What is a CRAM file and how is it used in WGS (Whole Genome Sequencing) analysis?

Updated on

The CRAM file is a compressed format used to store genomic sequencing data that has previously been aligned against a reference genome. In the context of Whole Genome Sequencing (WGS), which makes it possible to analyse 100% of your DNA, the CRAM file contains the DNA reads generated by sequencing, together with their position within the reference genome and the associated quality information. 

Unlike the FASTQ file, which contains the raw data generated directly by the sequencing machine, the CRAM file represents a later stage of the bioinformatics analysis. In other words, the reads have already been processed and aligned, making it possible to know which region of the genome each DNA fragment is located in. 

CRAM is used by bioinformaticians, geneticists and researchers who wish to perform advanced analyses on aligned genomic data, such as reviewing specific regions of the genome, identifying variants, analysing coverage or validating certain genetic findings. It is also useful for users who wish to keep a processed and more compact version of their genomic data for future analyses. 

Characteristics of the CRAM file:

  • High compression: Takes up less space than other aligned formats thanks to a more efficient compression system.

  • Aligned reads: Contains information about the position of each read in the reference genome.

  • Quality information: Preserves relevant technical data, such as quality scores and other metadata associated with sequencing and alignment.

  • Storage efficiency: Especially useful for WGS data, as it allows large volumes of genomic information to be stored in a more compact way.

Limitations

  • Dependence on the reference genome: To read and interpret a CRAM file correctly, it is normally necessary to have the same reference genome used during alignment.

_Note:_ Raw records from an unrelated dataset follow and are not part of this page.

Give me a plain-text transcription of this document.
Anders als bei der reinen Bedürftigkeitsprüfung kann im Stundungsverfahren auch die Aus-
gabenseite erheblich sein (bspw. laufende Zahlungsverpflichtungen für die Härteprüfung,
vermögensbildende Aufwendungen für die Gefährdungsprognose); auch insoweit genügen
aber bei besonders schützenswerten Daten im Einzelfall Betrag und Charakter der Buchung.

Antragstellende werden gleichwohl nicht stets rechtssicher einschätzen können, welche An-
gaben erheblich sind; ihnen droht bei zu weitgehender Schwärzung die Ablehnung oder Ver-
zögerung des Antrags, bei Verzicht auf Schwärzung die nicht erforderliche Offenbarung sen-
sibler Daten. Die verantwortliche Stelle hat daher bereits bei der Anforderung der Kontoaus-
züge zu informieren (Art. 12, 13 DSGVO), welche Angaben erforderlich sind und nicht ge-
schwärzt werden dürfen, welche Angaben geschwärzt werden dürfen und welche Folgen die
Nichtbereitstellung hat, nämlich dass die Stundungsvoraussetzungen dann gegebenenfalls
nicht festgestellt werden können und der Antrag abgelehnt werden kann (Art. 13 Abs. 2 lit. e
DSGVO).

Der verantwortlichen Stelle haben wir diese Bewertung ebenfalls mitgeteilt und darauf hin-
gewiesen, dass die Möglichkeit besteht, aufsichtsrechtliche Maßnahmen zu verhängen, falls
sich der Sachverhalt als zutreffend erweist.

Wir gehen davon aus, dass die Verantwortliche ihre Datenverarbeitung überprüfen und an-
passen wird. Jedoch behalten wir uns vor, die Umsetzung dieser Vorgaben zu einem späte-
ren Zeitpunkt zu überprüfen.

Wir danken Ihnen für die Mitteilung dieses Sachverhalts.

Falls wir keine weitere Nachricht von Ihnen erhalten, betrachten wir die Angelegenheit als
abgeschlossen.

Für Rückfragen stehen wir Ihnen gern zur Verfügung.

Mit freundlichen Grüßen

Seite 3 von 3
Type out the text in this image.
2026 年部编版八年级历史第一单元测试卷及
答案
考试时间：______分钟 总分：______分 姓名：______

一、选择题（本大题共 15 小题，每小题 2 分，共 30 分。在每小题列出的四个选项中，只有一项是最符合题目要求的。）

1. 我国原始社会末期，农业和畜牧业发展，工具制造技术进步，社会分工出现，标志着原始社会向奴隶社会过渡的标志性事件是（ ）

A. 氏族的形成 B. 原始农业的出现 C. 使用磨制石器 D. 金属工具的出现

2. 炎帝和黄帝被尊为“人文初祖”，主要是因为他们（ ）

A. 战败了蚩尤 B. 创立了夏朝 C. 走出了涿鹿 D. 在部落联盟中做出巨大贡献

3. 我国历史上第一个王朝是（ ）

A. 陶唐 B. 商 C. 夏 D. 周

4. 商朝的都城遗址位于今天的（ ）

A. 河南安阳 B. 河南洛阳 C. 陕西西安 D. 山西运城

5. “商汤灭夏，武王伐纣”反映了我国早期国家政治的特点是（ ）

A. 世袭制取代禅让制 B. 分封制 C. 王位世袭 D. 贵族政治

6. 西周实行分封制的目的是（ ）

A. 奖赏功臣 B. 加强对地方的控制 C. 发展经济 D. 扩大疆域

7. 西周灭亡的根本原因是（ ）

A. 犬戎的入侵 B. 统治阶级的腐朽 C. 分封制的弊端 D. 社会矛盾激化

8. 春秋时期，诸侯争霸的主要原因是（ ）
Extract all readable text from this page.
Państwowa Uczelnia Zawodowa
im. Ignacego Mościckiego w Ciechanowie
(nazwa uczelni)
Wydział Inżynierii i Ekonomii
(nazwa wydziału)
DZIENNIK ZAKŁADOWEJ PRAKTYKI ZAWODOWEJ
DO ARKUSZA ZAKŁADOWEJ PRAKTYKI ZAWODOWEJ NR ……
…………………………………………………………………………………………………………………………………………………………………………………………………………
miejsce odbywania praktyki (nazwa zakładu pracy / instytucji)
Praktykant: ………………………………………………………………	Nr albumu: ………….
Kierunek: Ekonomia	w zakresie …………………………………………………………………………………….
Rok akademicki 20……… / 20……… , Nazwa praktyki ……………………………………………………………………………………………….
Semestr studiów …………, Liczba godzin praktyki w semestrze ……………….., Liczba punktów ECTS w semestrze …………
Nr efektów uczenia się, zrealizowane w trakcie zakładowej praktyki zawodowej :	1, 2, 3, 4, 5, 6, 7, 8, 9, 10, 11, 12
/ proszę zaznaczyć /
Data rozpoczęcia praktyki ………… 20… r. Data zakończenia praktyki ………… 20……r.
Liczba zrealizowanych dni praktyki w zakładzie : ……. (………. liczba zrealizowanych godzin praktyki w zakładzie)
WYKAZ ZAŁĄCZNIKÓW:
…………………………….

  • Not human-readable: You cannot directly “read” a CRAM file to obtain information about your genetic traits or predispositions. It requires specific bioinformatics tools to visualise or analyse it.

  • Requires technical knowledge: Its use is intended for advanced users, bioinformaticians or professionals familiar with genomic data analysis.

Formats and download:

In addition to CRAM, we also offer other technical formats such as FASTQ and VCF. You can download these files directly from your tellmeGen user account.

Technical requirements:

  • Operating system: Linux or macOS is recommended, although it can also be used on Windows with compatible tools or environments such as WSL.

  • Specific software: Bioinformatics tools such as samtools, IGV, bcftools or other specialised programs.

  • RAM: 32 GB or more is recommended for WGS analyses.

  • Storage: Although the CRAM file takes up less space than FASTQ, it is recommended to have sufficient storage capacity to work with complete genomic data.

This format is suitable for advanced users who wish to work with already aligned genomic data and perform more specific, efficient and detailed technical analyses of their whole genome.